On this new recording the performers are Geoffrey Burleson on piano, David Krakauer on clarinet, Jonathan Crow on violin, and Matt Haimovitz on cello. It is, to say the least, one hell of an interpretation, combining connotations of highly free improvisation (as in “Abîme des oiseaux”) with the rhythmically demanding unison for the entire quartet in the “Danse de la fureur, pour les sept trompettes” (dance of fury, for the seven trumpets), requiring the utmost precision for the required uniformity. However, in the midst of all the technical demands lies some of Messiaen’s most visceral efforts at composition. While this is probably a reflection of the composer’s deeply-felt commitment to the Catholic religion, I have previouslyconsidered the possibility that the entire composition is based on a misreading of the tenth chapter of the Book of Revelation. Thus, it is better to approach this music as a series of reflections of apocalyptic visions without worrying about whether or not those visions can be traced back to the New Testament.

In that respect this new recording establishes a context for Messiaen’s quartet that has more to do with the circumstances surrounding the original performers than with Messiaen’s personal articles of faith. It begins with “AKOKA,” which is an almost entirely improvised composition by Krakauer. This suggests (not necessarily accurately) that at least some of the passages that Messiaen composed may have been inspired by his listening to Akoka, le Boulaire, and Pasquier improvising on their respective instruments. It is thus at least remotely possible that “AKOKA” honors a significant precedent, since much of the music that Alban Berg composed for the violin part in his concerto emerged from his listening to improvisations by the violinist who commissioned the concerto, Louis Krasner.

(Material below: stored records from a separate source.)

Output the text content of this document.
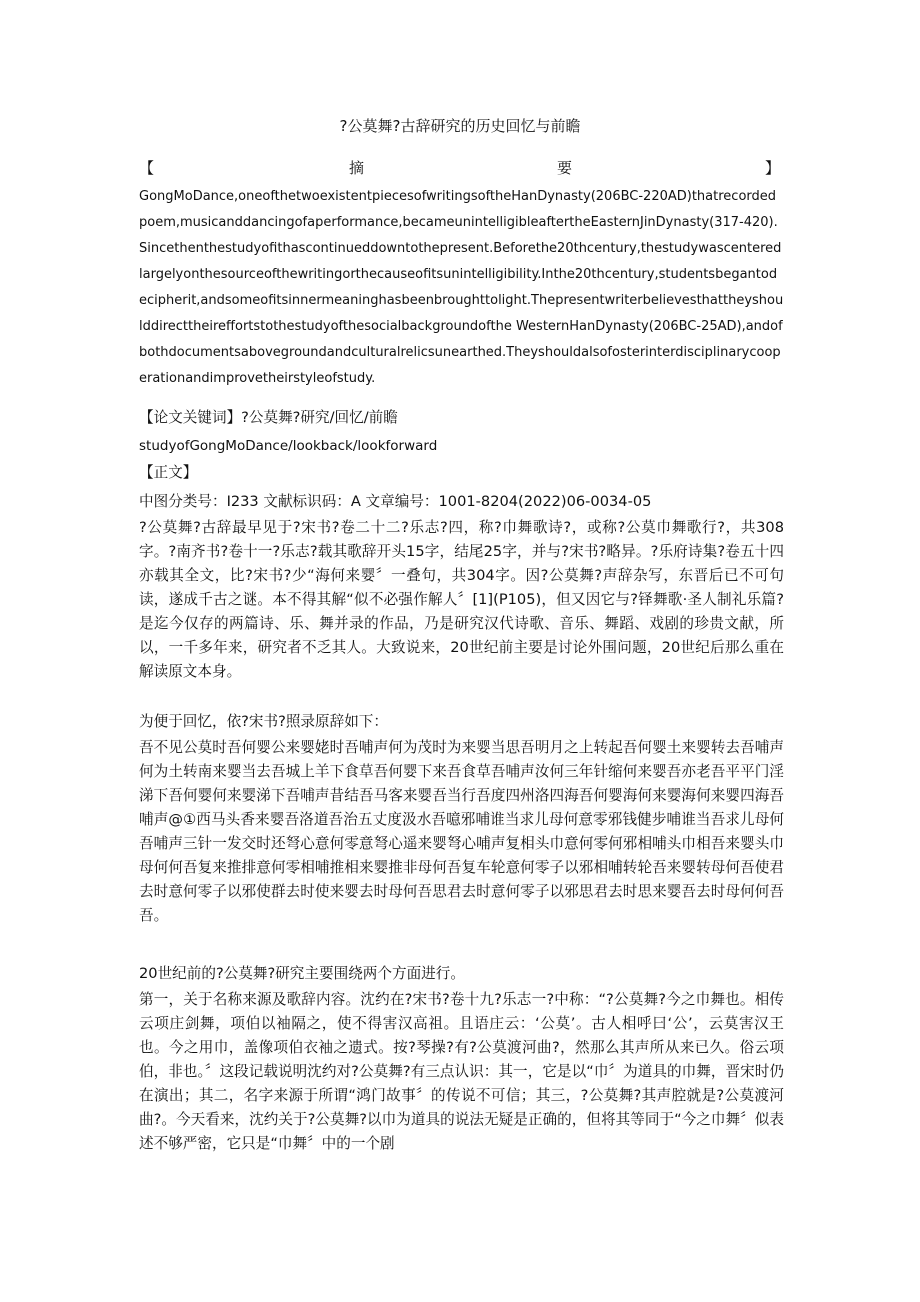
?公莫舞?古辞研究的历史回忆与前瞻
【	摘	要	】
GongMoDance,oneofthetwoexistentpiecesofwritingsoftheHanDynasty(206BC-220AD)thatrecordedpoem,musicanddancingofaperformance,becameunintelligibleaftertheEasternJinDynasty(317-420).Sincethenthestudyofithascontinueddowntothepresent.Beforethe20thcentury,thestudywascenteredlargelyonthesourceofthewritingorthecauseofitsunintelligibility.Inthe20thcentury,studentsbegantodecipherit,andsomeofitsinnermeaninghasbeenbroughttolight.Thepresentwriterbelievesthattheyshoulddirecttheireffortstothestudyofthesocialbackgroundofthe WesternHanDynasty(206BC-25AD),andofbothdocumentsabovegroundandculturalrelicsunearthed.Theyshouldalsofosterinterdisciplinarycooperationandimprovetheirstyleofstudy.
【论文关键词】?公莫舞?研究/回忆/前瞻
studyofGongMoDance/lookback/lookforward
【正文】
中图分类号：I233 文献标识码：A 文章编号：1001-8204(2022)06-0034-05
?公莫舞?古辞最早见于?宋书?卷二十二?乐志?四，称?巾舞歌诗?，或称?公莫巾舞歌行?，共308字。?南齐书?卷十一?乐志?载其歌辞开头15字，结尾25字，并与?宋书?略异。?乐府诗集?卷五十四亦载其全文，比?宋书?少“海何来婴〞一叠句，共304字。因?公莫舞?声辞杂写，东晋后已不可句读，遂成千古之谜。本不得其解“似不必强作解人〞[1](P105)，但又因它与?铎舞歌·圣人制礼乐篇?是迄今仅存的两篇诗、乐、舞并录的作品，乃是研究汉代诗歌、音乐、舞蹈、戏剧的珍贵文献，所以，一千多年来，研究者不乏其人。大致说来，20世纪前主要是讨论外围问题，20世纪后那么重在解读原文本身。
为便于回忆，依?宋书?照录原辞如下：
吾不见公莫时吾何婴公来婴姥时吾哺声何为茂时为来婴当思吾明月之上转起吾何婴土来婴转去吾哺声何为土转南来婴当去吾城上羊下食草吾何婴下来吾食草吾哺声汝何三年针缩何来婴吾亦老吾平平门淫涕下吾何婴何来婴涕下吾哺声昔结吾马客来婴吾当行吾度四州洛四海吾何婴海何来婴海何来婴四海吾哺声@①西马头香来婴吾洛道吾治五丈度汲水吾噫邪哺谁当求儿母何意零邪钱健步哺谁当吾求儿母何吾哺声三针一发交时还弩心意何零意弩心遥来婴弩心哺声复相头巾意何零何邪相哺头巾相吾来婴头巾母何何吾复来推排意何零相哺推相来婴推非母何吾复车轮意何零子以邪相哺转轮吾来婴转母何吾使君去时意何零子以邪使群去时使来婴去时母何吾思君去时意何零子以邪思君去时思来婴吾去时母何何吾吾。
20世纪前的?公莫舞?研究主要围绕两个方面进行。
第一，关于名称来源及歌辞内容。沈约在?宋书?卷十九?乐志一?中称：“?公莫舞?今之巾舞也。相传云项庄剑舞，项伯以袖隔之，使不得害汉高祖。且语庄云：‘公莫’。古人相呼曰‘公’，云莫害汉王也。今之用巾，盖像项伯衣袖之遗式。按?琴操?有?公莫渡河曲?，然那么其声所从来已久。俗云项伯，非也。〞这段记载说明沈约对?公莫舞?有三点认识：其一，它是以“巾〞为道具的巾舞，晋宋时仍在演出；其二，名字来源于所谓“鸿门故事〞的传说不可信；其三，?公莫舞?其声腔就是?公莫渡河曲?。今天看来，沈约关于?公莫舞?以巾为道具的说法无疑是正确的，但将其等同于“今之巾舞〞似表述不够严密，它只是“巾舞〞中的一个剧
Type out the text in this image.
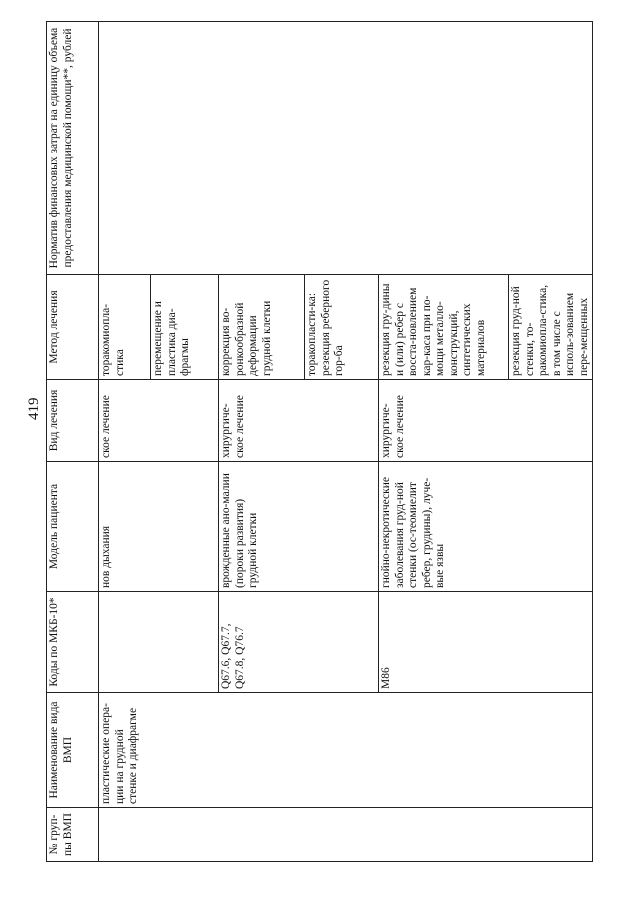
419
№ груп-пы ВМП	Наименование вида ВМП	Коды по МКБ-10*	Модель пациента	Вид лечения	Метод лечения	Норматив финансовых затрат на единицу объема предоставления медицинской помощи**, рублей
	пластические опера-ции на грудной стенке и диафрагме		нов дыхания	ское лечение	торакомиопла-стика	
					перемещение и пластика диа-фрагмы	
		Q67.6, Q67.7, Q67.8, Q76.7	врожденные ано-малии (пороки развития) грудной клетки	хирургиче-ское лечение	коррекция во-ронкообразной деформации грудной клетки	
					торакопласти-ка: резекция реберного гор-ба	
		M86	гнойно-некротические заболевания груд-ной стенки (ос-теомиелит ребер, грудины), луче-вые язвы	хирургиче-ское лечение	резекция гру-дины и (или) ребер с восста-новлением кар-каса при по-мощи металло-конструкций, синтетических материалов	
					резекция груд-ной стенки, то-ракомиопла-стика, в том числе с исполь-зованием пере-мещенных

Adventurous as “AKOKA” may be, as a prelude it is a bit modest in comparison with the postlude, entitled “MEANWHILE….” This is the work of Socalled, which is the name that composer Josh Dolgin assumes when he is working as a “beat architect.” The music (and, yes, I have no problem with calling it “music”) is a collage that mixes live samples of the four Messiaen performers with old radio broadcasts (news reports of the Nazi advances during the Second World War), hip-hop, Jewish liturgical incantation, and the steady beats of “markers of time.” Particularly impressive is when Socalled inserts an incessant club-scene beat behind that homophonic “Danse de la fureur” movement. On the one hand this mix affirms the precision with which that music was being played; but, at the same time, it refracts the apocalyptic denotations of the score through a jazzy lens, making for a provocative distortion of Messiaen’s original conception.

Haimovitz has been quoted as saying that the intention of the full program for this recording was to lift Messiaen’s quartet “out of the polite confines of a normal chamber music performance.” He and his colleagues have succeeded admirably; but it is worth noting that they are not the only ones inspired by this “mission statement.” Here in San Francisco in February of 2011, four of the musicians in Nonsemble 6 (originally formed by students at the San Francisco Conservatory of Music to prepare a performance of Arnold Schoenberg’s Opus 21 Pierrot Lunaire) performed Messiaen’s quartet in the Red Poppy Art House surrounded by eight paintings (one for each of the quartet’s movements) by Olivia Lam. Just as Messiaen’s score amounts to a highly individual reading of New Testament scripture, so can performances of this music reflect equally individual readings through other uses of auxiliary media.